Portishead
Pomysł na napisanie tego tematu przyszedł do mnie dość spontanicznie, ponieważ udało mi się właśnie dorwać ich koncert z Nowego Jorku w Roseland Ballroom w wersji audiowizualnej, co wywołało we mnie dość silną nostalgię za czasami, kiedy to ich odkrywałam i zaczynałam swoją przygodę z trip-hopem.
Dla tych, co mogą nie wiedzieć [a myślę, że będzie to bardzo nieliczne grono] kim są Portishead, krótka notka.
Portishead to zespół stworzony w 1991 roku przez Geoffa Barrowa [klawiszowca i multiinstrumentalistę] oraz Beth Gibbons - charyzmatyczną w swej acharyzmatyczności wokalistkę. Nazwę wzięli od miejscowości, w której dorastał Barrow [która nota benę leży blisko Bristolu, z którego wywodzą się Tricky i Massive Attack]. Przy okazji wymieniania członków zespołu, nie można zapomnieć o Adrianie Utley'u - gitarzyście - który w bardzo dużym stopniu przyczynił się do niepowtarzalnego brzmienia Portishead.

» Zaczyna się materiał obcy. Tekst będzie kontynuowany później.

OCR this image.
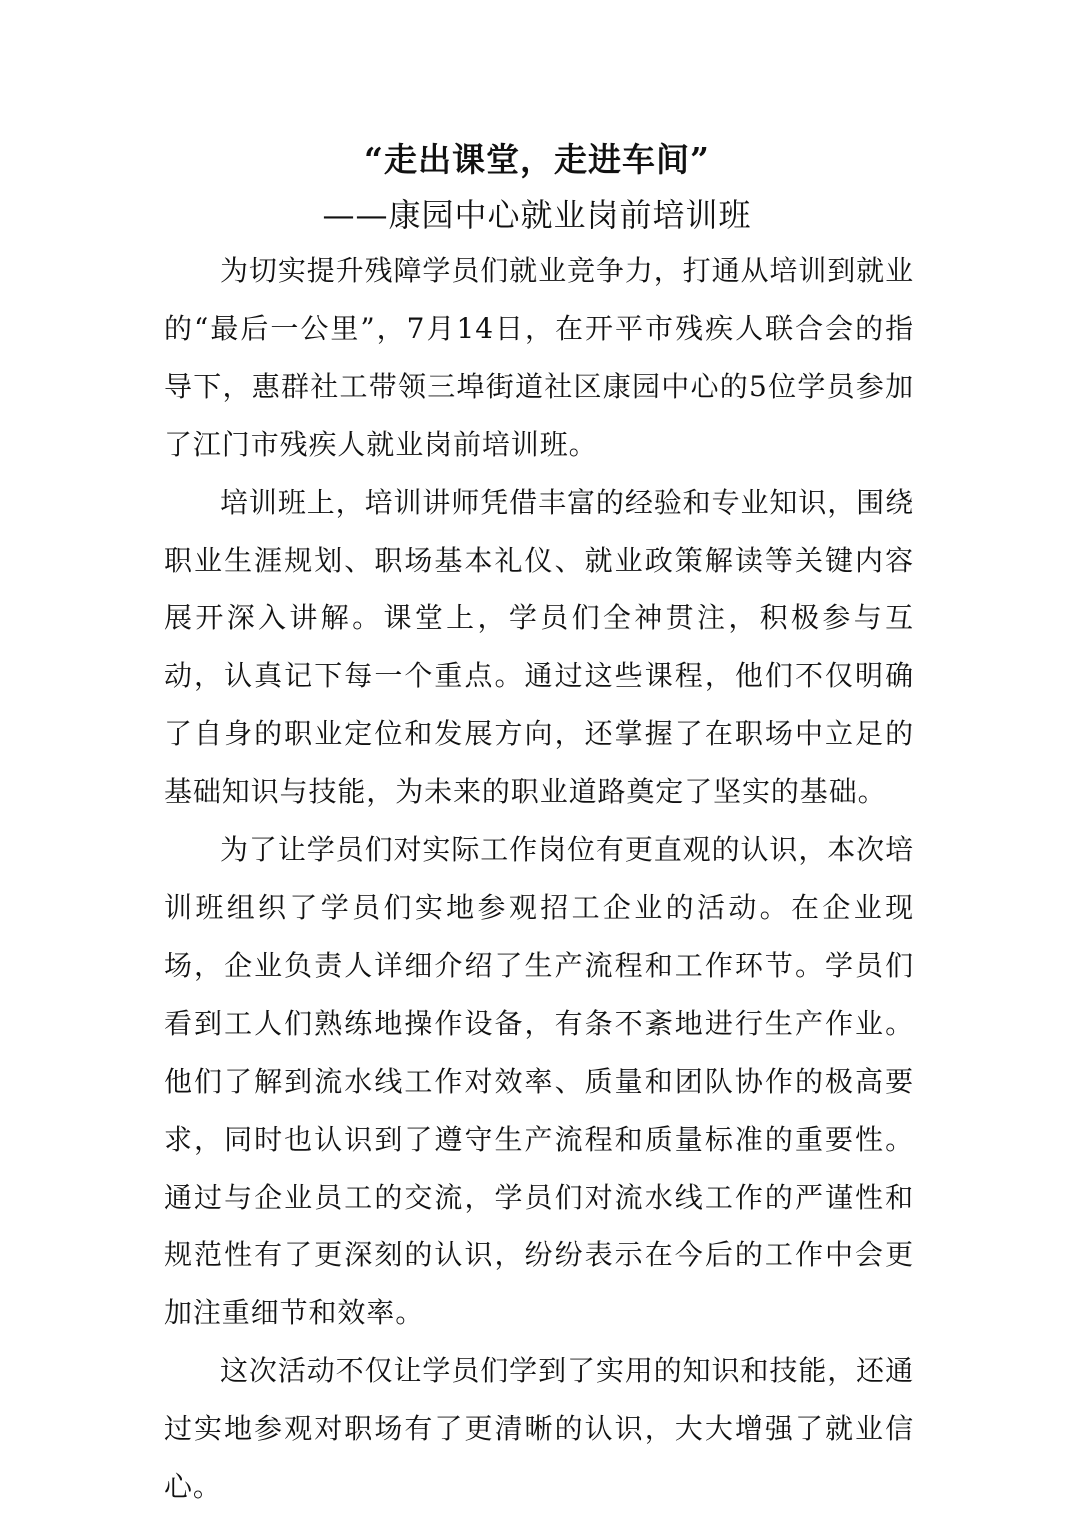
“走出课堂，走进车间”
——康园中心就业岗前培训班

为切实提升残障学员们就业竞争力，打通从培训到就业的“最后一公里”，7月14日，在开平市残疾人联合会的指导下，惠群社工带领三埠街道社区康园中心的5位学员参加了江门市残疾人就业岗前培训班。

培训班上，培训讲师凭借丰富的经验和专业知识，围绕职业生涯规划、职场基本礼仪、就业政策解读等关键内容展开深入讲解。课堂上，学员们全神贯注，积极参与互动，认真记下每一个重点。通过这些课程，他们不仅明确了自身的职业定位和发展方向，还掌握了在职场中立足的基础知识与技能，为未来的职业道路奠定了坚实的基础。

为了让学员们对实际工作岗位有更直观的认识，本次培训班组织了学员们实地参观招工企业的活动。在企业现场，企业负责人详细介绍了生产流程和工作环节。学员们看到工人们熟练地操作设备，有条不紊地进行生产作业。他们了解到流水线工作对效率、质量和团队协作的极高要求，同时也认识到了遵守生产流程和质量标准的重要性。通过与企业员工的交流，学员们对流水线工作的严谨性和规范性有了更深刻的认识，纷纷表示在今后的工作中会更加注重细节和效率。

这次活动不仅让学员们学到了实用的知识和技能，还通过实地参观对职场有了更清晰的认识，大大增强了就业信心。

Muzycy zaczęli od wydania w 1994r. krótkiego filmu pt. To Kill A Dead Man, w którym sami zagrali i nagrali muzykę. Miał on niejako zaprezentować muzykę zespołu i jej klimat.
A oto i on:
Portishead - To Kill A Dead Man
Również w roku 1994 wydali swój debiutancki album Dummy,
z niezapomnianym singlem Glory Box:
Portishead - Glory Box
Ten album zmienił moje życie na zawsze. To było coś idealnego, coś, czego potrzebowałam, co miesiącami nie było wyjmowane z odtwarzacza, puszczane w kółko, bez wytchnienia... [nawet mojej mamie się spodobało ;)]
Nie o to chodzi. Koniec lat 90 był magiczny... Ale nie o tym....

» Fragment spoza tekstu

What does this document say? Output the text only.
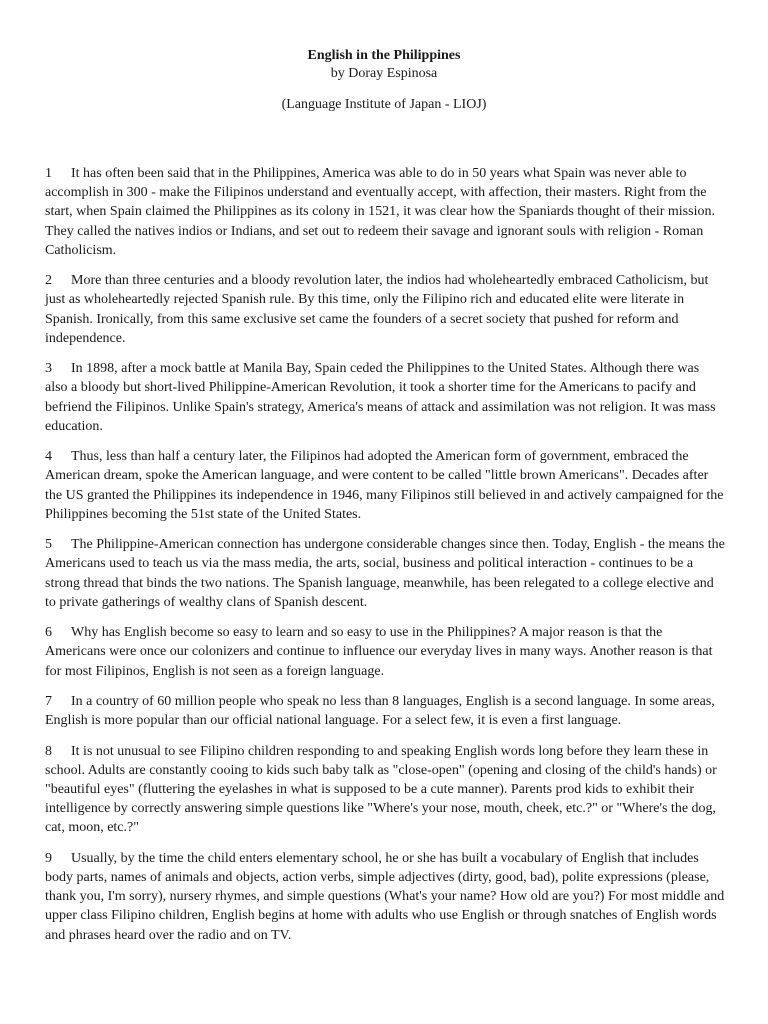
English in the Philippines
by Doray Espinosa
(Language Institute of Japan - LIOJ)

1 It has often been said that in the Philippines, America was able to do in 50 years what Spain was never able to accomplish in 300 - make the Filipinos understand and eventually accept, with affection, their masters. Right from the start, when Spain claimed the Philippines as its colony in 1521, it was clear how the Spaniards thought of their mission. They called the natives indios or Indians, and set out to redeem their savage and ignorant souls with religion - Roman Catholicism.

2 More than three centuries and a bloody revolution later, the indios had wholeheartedly embraced Catholicism, but just as wholeheartedly rejected Spanish rule. By this time, only the Filipino rich and educated elite were literate in Spanish. Ironically, from this same exclusive set came the founders of a secret society that pushed for reform and independence.

3 In 1898, after a mock battle at Manila Bay, Spain ceded the Philippines to the United States. Although there was also a bloody but short-lived Philippine-American Revolution, it took a shorter time for the Americans to pacify and befriend the Filipinos. Unlike Spain's strategy, America's means of attack and assimilation was not religion. It was mass education.

4 Thus, less than half a century later, the Filipinos had adopted the American form of government, embraced the American dream, spoke the American language, and were content to be called "little brown Americans". Decades after the US granted the Philippines its independence in 1946, many Filipinos still believed in and actively campaigned for the Philippines becoming the 51st state of the United States.

5 The Philippine-American connection has undergone considerable changes since then. Today, English - the means the Americans used to teach us via the mass media, the arts, social, business and political interaction - continues to be a strong thread that binds the two nations. The Spanish language, meanwhile, has been relegated to a college elective and to private gatherings of wealthy clans of Spanish descent.

6 Why has English become so easy to learn and so easy to use in the Philippines? A major reason is that the Americans were once our colonizers and continue to influence our everyday lives in many ways. Another reason is that for most Filipinos, English is not seen as a foreign language.

7 In a country of 60 million people who speak no less than 8 languages, English is a second language. In some areas, English is more popular than our official national language. For a select few, it is even a first language.

8 It is not unusual to see Filipino children responding to and speaking English words long before they learn these in school. Adults are constantly cooing to kids such baby talk as "close-open" (opening and closing of the child's hands) or "beautiful eyes" (fluttering the eyelashes in what is supposed to be a cute manner). Parents prod kids to exhibit their intelligence by correctly answering simple questions like "Where's your nose, mouth, cheek, etc.?" or "Where's the dog, cat, moon, etc.?"

9 Usually, by the time the child enters elementary school, he or she has built a vocabulary of English that includes body parts, names of animals and objects, action verbs, simple adjectives (dirty, good, bad), polite expressions (please, thank you, I'm sorry), nursery rhymes, and simple questions (What's your name? How old are you?) For most middle and upper class Filipino children, English begins at home with adults who use English or through snatches of English words and phrases heard over the radio and on TV.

Rok 1997 przyniósł self-titled album Portishead.
Może pamiętacie ten schizujący teledysk i utwór All Mine... jakość jak z wielokrotnie odtwarzanej taśmy VHS, boska gra basu, perkusji, instrumentów dętych oraz smyczków... no i ta napawająca niepokojem dziewczynka...
Portishead - All Mine
Nie mogłam tu nie wspomnieć o moim ukochanym Over...
No i wreszcie rzecz, która mnie popchnęła do napisania tego posta. Album, czy też raczej koncert Roseland NYC Live nagrany w roku 1997, wydany w 1998.
Pamiętam, miałam z 15, czy 16 lat, istniał jeszcze wtedy ten zacny program Viva Zwei i czasem lubili puszczać naprawdę dobre rzeczy... Udało mi się nagrać materiał z tego koncertu, przeplatany wywiadem z Geoffem Barrowem.
Tak czy inaczej... Rozpisałam się na temat zespołu, moim zamysłem było raczej pisać, co we mnie wywołał, wyszło jak wyszło...
Wiem jedno, ten zespół zmienił moje postrzeganie muzyki, życia i był czynnikiem niejako warunkującym moje obecne preferencje muzyczne. Napisałam ten temat trochę w charakterze hołdu dla tego świetnego zespołu, jak również chciałam poznać Waszą opinię na jego temat i może macie doświadczenia zbliżone do moich.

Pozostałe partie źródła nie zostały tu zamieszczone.